OtherInbox helps solve the problem of email overload. According to the company, it believes that as more people sign up for newsletters, product updates, and countless other services that send emails, inboxes are getting inundated with extras that reduce efficiency.
To solve that problem, users can sign up for OtherInbox (it’s free) and create vanity email addresses for different services. So if you want to receive product announcements from Amazon via email, set up an OtherInbox account called “firstname.lastname@example.org” and only emails from Amazon will be sent to that address. The same can be done for any place you input email addresses.
When you open OtherInbox, it features folders from every site you signed up with the different emails in a left pane. Once you decide which you want to read, simply click on the email box and you can view all emails sent to that address.
But OtherInbox isn’t just reserved for stores or newsletters. The service lets you create email addresses for anything and can be used to filter your email.
Even better, OtherInbox will soon offer features that can collect shipping notices, receipts, and bill payment reminders, and collect date information from each. Once collected, it will add those dates to Google Calendar, iCal, or any other calendar app.
To block spam messages, OtherInbox uses a “block” button, which will then delete all the spam in a particular inbox and deactivate that address so you won’t get anymore spam.
OtherInbox is currently in private beta, but will be in public beta soon.
After finishing, Other Inbox received a resounding applause from the crowd, which obviously appreciated the opportunity to filter email into a variety of inboxes.

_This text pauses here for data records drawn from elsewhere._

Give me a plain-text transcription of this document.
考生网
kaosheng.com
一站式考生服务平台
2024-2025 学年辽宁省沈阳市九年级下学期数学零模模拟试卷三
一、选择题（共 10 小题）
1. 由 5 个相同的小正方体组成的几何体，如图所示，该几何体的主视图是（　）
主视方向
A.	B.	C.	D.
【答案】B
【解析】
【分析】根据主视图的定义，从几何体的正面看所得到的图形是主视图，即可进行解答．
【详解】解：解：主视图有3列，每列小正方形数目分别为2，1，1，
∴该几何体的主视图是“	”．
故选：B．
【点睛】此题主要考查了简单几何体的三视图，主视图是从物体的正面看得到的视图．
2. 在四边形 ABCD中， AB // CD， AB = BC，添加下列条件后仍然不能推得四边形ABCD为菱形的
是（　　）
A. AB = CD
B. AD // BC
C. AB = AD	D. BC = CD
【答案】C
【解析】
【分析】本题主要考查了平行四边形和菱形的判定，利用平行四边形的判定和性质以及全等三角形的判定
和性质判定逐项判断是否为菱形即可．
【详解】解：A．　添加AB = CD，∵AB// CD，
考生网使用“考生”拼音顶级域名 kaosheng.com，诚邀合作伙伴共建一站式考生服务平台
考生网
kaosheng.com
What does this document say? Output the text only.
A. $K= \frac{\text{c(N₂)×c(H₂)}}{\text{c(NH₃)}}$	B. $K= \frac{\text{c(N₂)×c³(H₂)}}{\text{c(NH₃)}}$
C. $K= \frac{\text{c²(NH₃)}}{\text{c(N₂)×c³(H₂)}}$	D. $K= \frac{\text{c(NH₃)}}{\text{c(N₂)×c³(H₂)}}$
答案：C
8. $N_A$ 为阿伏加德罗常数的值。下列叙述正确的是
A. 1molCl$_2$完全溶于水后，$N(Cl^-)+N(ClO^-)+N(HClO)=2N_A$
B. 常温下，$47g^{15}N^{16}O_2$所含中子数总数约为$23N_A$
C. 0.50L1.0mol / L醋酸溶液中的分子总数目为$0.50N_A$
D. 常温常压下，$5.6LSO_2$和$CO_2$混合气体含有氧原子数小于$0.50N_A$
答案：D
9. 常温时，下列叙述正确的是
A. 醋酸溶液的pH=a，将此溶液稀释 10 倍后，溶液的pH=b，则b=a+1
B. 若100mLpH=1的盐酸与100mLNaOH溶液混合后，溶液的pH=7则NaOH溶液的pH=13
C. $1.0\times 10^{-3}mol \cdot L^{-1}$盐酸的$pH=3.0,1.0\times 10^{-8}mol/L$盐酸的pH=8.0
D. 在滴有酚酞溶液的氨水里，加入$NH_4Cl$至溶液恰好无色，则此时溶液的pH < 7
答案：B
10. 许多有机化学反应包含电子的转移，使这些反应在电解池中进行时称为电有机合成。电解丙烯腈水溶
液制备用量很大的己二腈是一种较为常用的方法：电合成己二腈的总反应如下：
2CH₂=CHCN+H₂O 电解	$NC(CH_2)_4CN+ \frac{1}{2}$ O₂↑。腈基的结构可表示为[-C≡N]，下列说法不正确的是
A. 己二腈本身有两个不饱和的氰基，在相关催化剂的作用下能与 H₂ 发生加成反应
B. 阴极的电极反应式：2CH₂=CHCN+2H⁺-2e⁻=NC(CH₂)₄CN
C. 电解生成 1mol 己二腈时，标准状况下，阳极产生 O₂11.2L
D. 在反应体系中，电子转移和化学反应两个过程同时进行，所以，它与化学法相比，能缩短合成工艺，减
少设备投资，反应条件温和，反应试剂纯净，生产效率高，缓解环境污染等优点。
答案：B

The panel was dominated by a spat between the company’s creator and Yahoo executive vice president Ash Patel, who claimed similar functionality is already available in Yahoo Mail. OtherInbox’s founder disagreed and said that his service does much more than what’s already found in Yahoo’s offering.
The rest of the panel concurred that it was a good idea and Mark Bennioff said that he would use it for trips to Los Angeles and elsewhere to manage his email and itinerary.